Pediatric glioblastoma (GBM) patients have <10% 5-year survival rate, and numerous experimental therapeutic approaches have failed to significantly improve survival. Effective therapies will therefore require a better understanding of the tumor and its environment. Myeloid cells and t-cells are increased in GBM compared to normal brain tissue, and have been shown to be immunosuppressive. This immunosuppressive tumor microenvironment will negatively impact immunotherapeutic approaches, such as EGFR-targeted antibody treatments, notably EGFR-targeted cetuximab and nimotuzumab. This class of antibodies has shown modest activity in pediatric GBM and we propose that adjuvant immune stimulatory treatment, to reverse inherent immunosuppression, will be required for improved efficacy.
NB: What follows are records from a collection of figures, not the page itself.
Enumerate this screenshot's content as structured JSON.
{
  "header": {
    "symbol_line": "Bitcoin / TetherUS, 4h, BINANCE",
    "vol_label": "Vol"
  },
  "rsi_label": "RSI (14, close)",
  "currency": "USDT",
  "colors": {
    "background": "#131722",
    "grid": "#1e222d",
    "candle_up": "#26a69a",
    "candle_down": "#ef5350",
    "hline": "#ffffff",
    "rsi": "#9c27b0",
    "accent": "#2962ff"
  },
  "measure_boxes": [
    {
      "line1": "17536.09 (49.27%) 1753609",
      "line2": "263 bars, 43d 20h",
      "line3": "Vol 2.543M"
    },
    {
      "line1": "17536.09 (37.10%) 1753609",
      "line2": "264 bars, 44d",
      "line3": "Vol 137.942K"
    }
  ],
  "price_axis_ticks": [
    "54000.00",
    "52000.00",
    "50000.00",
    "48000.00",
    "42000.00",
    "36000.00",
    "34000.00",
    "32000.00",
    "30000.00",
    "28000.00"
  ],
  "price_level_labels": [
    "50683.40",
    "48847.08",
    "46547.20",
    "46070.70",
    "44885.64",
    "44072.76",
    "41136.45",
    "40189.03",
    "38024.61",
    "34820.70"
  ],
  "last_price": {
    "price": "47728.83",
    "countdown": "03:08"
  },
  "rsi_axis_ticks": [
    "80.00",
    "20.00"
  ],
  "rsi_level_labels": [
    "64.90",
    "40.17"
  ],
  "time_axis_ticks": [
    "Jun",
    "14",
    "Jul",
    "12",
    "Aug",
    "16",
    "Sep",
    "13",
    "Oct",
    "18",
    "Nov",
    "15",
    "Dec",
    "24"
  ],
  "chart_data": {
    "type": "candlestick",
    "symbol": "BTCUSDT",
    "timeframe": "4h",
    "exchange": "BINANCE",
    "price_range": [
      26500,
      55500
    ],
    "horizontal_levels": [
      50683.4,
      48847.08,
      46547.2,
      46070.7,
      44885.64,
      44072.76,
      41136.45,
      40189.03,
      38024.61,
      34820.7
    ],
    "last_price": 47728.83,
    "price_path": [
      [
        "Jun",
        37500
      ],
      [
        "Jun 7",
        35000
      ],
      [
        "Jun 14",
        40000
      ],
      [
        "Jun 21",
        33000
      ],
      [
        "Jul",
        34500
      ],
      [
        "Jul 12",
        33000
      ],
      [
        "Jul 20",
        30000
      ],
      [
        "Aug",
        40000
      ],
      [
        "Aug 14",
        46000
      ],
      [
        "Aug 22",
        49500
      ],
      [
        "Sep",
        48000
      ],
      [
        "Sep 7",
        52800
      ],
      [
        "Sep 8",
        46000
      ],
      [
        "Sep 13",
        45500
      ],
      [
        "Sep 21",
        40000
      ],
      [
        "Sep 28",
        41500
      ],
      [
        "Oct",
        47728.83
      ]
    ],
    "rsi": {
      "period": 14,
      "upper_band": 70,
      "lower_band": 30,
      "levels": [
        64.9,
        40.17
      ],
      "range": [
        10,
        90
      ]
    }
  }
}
Here we investigate the effect of cetuximab in GBM cell line/immune effector cell co-cultures with and without immune stimulating adjuvants, IL-2 and GM-CSF. Different GBM cell lines were co-cultured with HLA-matched allogenic peripheral blood mononuclear cells and treated with cetuximab, GM-CSF, IL-2, or combinations of these. Cetuximab alone had no effect on cytotoxicity. However, addition of immune stimulants to cetuximab resulted in cytotoxicity in GBM cells as measured by accumulation of cleaved caspase 3/7. Combination of cetuximab with both GM-CSF and IL-2 resulted in the greatest cytotoxicity. Additionally, and ex-vivo pediatric GBM organotypic slice culture model was used to better evaluate immunotherapeutic strategies. Organotypic slice cultures contain patient, therefore autologous, infiltrating myeloid cells and t-cells, providing a clinically relevant model of GBM. The slices were treated for 10 days and followed by flow cytometric measurement of proliferation and cell death. Cetuximab alone reduced growth of tumor cells and also reduced cell death. Combination therapy of GM-CSF, IL-2, and cetuximab, however, increased immune cell proliferation, and reduced tumor cell proliferation and increased tumor cell cytotoxicity. We suggest that cetuximab, along with any other therapeutic antibody approach, requires combination immune stimulation in the treatment of GBM.